International Development Secretary Justine Greening made the commitment to the UN's latest crisis appeal at an international "pledging conference for Syria" in Kuwait.
She said the scale of suffering caused was "hard to exaggerate".
The government said the £600m now pledged was "three times its response to any other humanitarian crisis".
Ms Greening said: "Women and children are vulnerable to brutal violence and some have lost everything."
The world "cannot ignore what is happening to the Syrian people", she added.
"Britain is determined to play its role in helping the 11 million Syrians who continue to suffer as a result of this crisis.
"As the situation grows worse, the international community needs to make sure the UN has the resources it needs to help these people."
'Urgent need'
The Department for International Development (DfID) said the new funding would "help the UN meet critical humanitarian needs including schooling for Syrian children".
The US has promised $380m (£231m) in new contributions while conference host Kuwait has pledged $500m (£204m).
A DfID spokeswoman said the previous "largest humanitarian response" from the UK government was £200m for the victims of the 2011 drought in the Horn of Africa.
Some £134m was pledged in response to the Pakistan floods of 2010 while £140m of support was given following the 2004 Indian Ocean tsunami.
Last week, Deputy Prime Minister Nick Clegg responded to Labour pressure to admit 400-500 Syrian refugees by telling MPs the UK had accepted "about 1,500" asylum seekers from Syria.
"We have accepted hundreds upon hundreds of individual asylum seekers from Syria, under our international asylum obligations," he said.
But Amnesty International criticised Mr Clegg for conflating asylum seekers who have made it to the UK with people in refugee camps in the Middle East.
It followed calls from politicians including Conservative minister Lord Howe, UKIP leader Nigel Farage and former Lib Dem leader Menzies Campbell to consider taking refugees fleeing the Syrian civil war.

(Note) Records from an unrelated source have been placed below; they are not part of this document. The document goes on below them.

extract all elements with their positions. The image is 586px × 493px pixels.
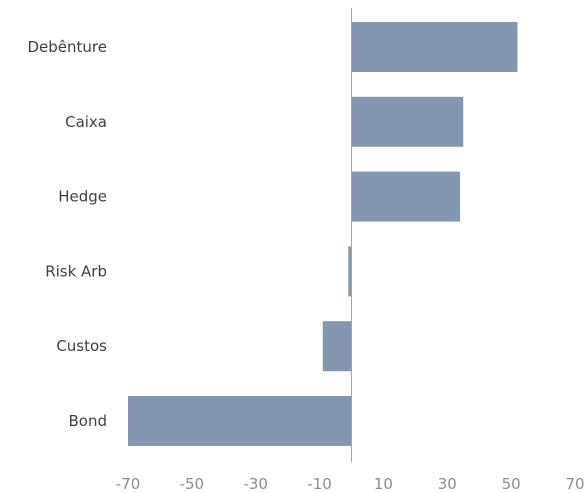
category-label: Debênture [28, 38, 108, 56]
bar-5 [128, 396, 352, 446]
bar-4 [322, 321, 352, 372]
x-tick-label: -10 [307, 475, 332, 493]
bar-0 [351, 22, 518, 72]
x-tick-label: 10 [374, 475, 393, 493]
bar-1 [351, 96, 464, 147]
bar-2 [351, 171, 461, 222]
category-label: Risk Arb [45, 262, 107, 280]
category-label: Bond [69, 412, 108, 430]
x-tick-label: -30 [243, 475, 268, 493]
x-tick-label: 30 [438, 475, 457, 493]
category-label: Custos [56, 337, 107, 355]
x-tick-labels: -70 -50 -30 -10 10 30 50 70 [116, 475, 585, 493]
bar-3 [348, 246, 352, 297]
x-tick-label: -70 [116, 475, 141, 493]
x-tick-label: 50 [502, 475, 521, 493]
x-tick-label: -50 [180, 475, 205, 493]
category-label: Hedge [58, 188, 107, 206]
bar-group [128, 22, 518, 446]
category-label: Caixa [65, 113, 107, 131]
category-labels: Debênture Caixa Hedge Risk Arb Custos Bond [28, 38, 108, 430]
x-tick-label: 70 [565, 475, 584, 493]
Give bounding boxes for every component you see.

Conservative chairman Grant Shapps has told BBC News that Britain was making a large financial contribution and can "hold its head up high".
Heavy fighting
Meanwhile, UN Secretary General Ban Ki-moon, speaking at the donor conference, said half of Syria's population - "nearly 9.3 million individuals, urgently need humanitarian aid".
It comes after the UN's World Food Programme has said there are reports of malnutrition in areas of Syria either besieged by government forces or cut off by continuing fighting between rival rebel factions.
It said children were being caught up in the fighting and urged greater access for aid agencies.
Syria's refugee crisis has grown steadily since the start of 2012 and accelerated quickly last year.
The UN says about 6.5 million are now displaced inside Syria, with more than 2.3 million registered refugees living across the region in countries like Lebanon, Turkey, Jordan and Iraq.
About 20% of these refugees live in camps - the rest have found shelter in other communities.
Syria's opposition remains deeply divided and there has recently been heavy fighting between rival factions.
The UN says more than 100,000 people have died since the Syrian uprising against President Bashar al-Assad began in March 2011.